L’inconnu étouffa la flamme de son briquet dans sa paume, se retourna et le regarda.
— Vous savez ce que ça veut dire ?
Croyant que l’homme n’avait pas compris ce qu’il venait de lire, il s’apprêtait à lui répondre, mais celui-ci le devança :
— Pour moi, c’est parfaitement clair : le Führer vient de déclarer la guerre au peuple allemand.
Et sans même un salut, il tourna les talons pour disparaître dans l’obscurité.
Il y avait eu un nouveau raid pendant la nuit. Il se demanda ce qu’il pouvait bien rester à bombarder dans cette ville. Certainement plus les usines ou les maisons d’habitation détruites. Les raids étaient sans doute destinés à la population civile afin de briser son endurance. Il ne voyait pas d’autres raisons à ces bombardements incessants.
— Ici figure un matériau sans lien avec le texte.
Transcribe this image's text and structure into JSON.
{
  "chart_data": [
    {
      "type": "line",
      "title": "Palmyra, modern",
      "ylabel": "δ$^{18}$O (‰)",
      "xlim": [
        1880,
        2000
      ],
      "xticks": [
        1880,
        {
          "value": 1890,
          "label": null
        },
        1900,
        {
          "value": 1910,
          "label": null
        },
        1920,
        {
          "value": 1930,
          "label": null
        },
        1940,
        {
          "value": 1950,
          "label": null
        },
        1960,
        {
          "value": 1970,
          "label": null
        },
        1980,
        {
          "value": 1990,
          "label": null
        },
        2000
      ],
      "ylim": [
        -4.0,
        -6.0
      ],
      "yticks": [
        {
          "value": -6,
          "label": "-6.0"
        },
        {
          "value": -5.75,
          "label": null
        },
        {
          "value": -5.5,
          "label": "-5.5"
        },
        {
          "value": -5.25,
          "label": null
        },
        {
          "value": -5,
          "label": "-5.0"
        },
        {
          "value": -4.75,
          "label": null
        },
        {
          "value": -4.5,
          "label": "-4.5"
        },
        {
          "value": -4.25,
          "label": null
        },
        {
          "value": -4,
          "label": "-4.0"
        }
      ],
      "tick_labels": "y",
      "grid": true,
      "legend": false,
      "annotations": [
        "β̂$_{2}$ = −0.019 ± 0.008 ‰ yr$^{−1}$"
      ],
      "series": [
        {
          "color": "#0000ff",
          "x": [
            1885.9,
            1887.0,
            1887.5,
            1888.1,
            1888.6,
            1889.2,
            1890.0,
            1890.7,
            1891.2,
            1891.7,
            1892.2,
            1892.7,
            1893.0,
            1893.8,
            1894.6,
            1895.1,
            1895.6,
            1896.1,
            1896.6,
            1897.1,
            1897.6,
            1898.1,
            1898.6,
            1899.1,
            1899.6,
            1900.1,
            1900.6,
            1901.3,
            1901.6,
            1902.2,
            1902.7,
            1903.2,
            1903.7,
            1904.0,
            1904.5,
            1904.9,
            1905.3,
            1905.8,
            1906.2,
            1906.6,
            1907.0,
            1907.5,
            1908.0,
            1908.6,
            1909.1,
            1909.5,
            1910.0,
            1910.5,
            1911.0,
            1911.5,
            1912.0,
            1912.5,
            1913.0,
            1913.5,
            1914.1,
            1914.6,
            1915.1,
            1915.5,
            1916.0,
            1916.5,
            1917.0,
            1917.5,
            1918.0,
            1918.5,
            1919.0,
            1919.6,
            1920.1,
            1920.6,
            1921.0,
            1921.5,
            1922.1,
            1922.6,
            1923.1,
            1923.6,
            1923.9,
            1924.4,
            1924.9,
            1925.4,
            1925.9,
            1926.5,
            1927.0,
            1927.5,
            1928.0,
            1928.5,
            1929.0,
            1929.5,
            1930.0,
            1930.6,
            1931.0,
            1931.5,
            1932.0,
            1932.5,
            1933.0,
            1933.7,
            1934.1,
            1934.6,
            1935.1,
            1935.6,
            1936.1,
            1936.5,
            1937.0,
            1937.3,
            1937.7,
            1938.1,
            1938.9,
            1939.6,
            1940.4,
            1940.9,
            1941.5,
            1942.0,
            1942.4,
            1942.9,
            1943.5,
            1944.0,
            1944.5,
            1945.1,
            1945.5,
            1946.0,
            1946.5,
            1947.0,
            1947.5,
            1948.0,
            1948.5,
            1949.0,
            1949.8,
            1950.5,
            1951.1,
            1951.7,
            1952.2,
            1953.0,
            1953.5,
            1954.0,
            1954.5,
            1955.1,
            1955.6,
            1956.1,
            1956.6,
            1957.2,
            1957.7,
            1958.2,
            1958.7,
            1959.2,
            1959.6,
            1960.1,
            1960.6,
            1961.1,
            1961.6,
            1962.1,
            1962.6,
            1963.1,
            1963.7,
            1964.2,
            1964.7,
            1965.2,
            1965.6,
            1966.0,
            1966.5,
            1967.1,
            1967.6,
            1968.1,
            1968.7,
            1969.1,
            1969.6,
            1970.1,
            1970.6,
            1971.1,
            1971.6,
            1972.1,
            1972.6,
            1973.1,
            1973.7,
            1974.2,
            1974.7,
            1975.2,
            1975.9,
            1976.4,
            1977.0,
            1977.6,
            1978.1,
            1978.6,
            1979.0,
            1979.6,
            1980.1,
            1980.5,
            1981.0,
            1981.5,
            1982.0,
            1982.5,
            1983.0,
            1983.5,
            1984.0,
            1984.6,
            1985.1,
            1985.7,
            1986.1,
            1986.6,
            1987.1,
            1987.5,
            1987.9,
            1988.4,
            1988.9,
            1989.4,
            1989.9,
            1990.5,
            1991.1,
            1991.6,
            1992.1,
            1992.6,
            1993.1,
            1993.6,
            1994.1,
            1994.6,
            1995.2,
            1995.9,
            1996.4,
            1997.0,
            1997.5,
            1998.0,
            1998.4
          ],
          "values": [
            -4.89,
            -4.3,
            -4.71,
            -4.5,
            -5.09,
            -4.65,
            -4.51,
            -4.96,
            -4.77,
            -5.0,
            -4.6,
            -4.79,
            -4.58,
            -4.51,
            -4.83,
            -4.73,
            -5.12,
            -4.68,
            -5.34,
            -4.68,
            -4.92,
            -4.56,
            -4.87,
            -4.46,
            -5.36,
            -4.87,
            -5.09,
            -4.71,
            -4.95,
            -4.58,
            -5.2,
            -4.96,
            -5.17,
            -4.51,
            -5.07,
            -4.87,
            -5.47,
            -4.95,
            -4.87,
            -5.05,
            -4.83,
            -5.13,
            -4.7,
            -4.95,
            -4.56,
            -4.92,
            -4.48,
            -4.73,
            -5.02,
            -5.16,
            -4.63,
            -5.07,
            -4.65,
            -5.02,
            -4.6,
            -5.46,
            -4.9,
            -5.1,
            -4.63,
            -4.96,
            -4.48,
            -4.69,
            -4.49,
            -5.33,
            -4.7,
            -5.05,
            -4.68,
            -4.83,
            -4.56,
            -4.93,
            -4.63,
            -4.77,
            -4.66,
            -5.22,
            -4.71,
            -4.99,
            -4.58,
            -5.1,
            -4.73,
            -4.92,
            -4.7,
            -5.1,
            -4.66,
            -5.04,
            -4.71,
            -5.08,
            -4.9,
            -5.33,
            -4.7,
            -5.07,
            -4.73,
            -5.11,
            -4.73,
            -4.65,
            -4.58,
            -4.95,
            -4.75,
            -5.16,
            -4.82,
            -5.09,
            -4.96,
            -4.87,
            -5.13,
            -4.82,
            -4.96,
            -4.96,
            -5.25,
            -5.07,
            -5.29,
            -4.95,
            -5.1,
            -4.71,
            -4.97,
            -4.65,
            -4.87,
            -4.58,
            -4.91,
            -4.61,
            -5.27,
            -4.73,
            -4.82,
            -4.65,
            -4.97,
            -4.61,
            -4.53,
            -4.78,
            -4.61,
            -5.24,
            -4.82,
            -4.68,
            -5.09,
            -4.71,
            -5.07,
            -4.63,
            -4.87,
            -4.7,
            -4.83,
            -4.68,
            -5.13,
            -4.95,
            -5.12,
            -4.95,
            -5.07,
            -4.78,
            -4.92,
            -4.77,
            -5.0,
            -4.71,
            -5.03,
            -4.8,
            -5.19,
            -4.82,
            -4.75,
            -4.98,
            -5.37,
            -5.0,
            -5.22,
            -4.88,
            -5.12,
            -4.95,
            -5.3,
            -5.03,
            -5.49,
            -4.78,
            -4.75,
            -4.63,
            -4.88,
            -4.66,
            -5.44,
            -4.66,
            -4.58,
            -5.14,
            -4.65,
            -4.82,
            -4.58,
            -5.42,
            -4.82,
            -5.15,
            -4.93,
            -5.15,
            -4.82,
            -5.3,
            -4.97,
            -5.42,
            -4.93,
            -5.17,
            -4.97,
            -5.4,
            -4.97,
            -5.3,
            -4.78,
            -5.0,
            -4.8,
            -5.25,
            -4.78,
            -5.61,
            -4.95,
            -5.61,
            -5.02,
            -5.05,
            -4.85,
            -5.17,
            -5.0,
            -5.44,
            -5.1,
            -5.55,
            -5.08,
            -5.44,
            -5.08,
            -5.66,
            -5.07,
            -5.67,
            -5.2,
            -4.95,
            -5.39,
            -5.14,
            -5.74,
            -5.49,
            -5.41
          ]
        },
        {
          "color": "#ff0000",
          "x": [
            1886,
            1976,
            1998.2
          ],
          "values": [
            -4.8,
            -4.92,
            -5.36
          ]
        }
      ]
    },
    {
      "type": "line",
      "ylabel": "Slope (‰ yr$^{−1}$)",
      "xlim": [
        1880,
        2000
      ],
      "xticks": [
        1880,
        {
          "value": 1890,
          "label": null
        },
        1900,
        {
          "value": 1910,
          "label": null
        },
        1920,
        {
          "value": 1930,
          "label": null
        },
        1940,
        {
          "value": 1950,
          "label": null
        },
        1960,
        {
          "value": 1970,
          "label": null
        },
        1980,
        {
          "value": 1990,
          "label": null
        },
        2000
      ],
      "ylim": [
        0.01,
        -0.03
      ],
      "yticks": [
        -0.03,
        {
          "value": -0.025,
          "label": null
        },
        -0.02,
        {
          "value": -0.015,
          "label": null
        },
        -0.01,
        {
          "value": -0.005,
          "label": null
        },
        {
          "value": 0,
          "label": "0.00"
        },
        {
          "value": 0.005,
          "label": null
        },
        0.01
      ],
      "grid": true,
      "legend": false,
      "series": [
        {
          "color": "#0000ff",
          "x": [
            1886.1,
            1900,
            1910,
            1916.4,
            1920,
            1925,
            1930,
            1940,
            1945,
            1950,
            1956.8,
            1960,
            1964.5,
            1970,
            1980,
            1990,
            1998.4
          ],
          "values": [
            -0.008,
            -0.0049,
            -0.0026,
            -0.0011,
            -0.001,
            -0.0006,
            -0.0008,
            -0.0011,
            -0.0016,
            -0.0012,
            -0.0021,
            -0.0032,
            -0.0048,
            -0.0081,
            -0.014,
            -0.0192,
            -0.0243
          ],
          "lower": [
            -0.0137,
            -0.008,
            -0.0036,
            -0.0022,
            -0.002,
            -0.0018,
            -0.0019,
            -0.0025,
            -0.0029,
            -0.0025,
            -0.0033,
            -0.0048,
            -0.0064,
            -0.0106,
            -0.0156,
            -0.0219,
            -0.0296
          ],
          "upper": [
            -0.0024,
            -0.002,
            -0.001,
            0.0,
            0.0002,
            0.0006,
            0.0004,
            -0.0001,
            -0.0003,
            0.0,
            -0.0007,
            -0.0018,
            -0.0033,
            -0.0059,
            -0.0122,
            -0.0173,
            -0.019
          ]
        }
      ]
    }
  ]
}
Il lui importait peu qu’ils réduisent le Reich allemand en poussière, mais pour l’amour du ciel qu’ils les laissent en vie, lui et cette merde à pattes. Quelque part dans le centre de la ville en ruine, dans un décor baigné de sang, il se vit avancer dans des vêtements en haillons vers un officier SS en uniforme noir, botté, impeccable. Il règne un silence de mort, le sol est jonché d’innombrables cadavres, les corneilles tracent leurs cercles sur les décombres fumants et ces deux hommes sont les derniers survivants de ce putain d’empire des Nibelungen. Ils marchent l’un vers l’autre, pistolet à la main, et il envoie d’abord une balle dans les couilles de ce porc de SS, la seconde est pour sa bouche, grande ouverte dans un hurlement de douleur muet. Happy end. Rideau.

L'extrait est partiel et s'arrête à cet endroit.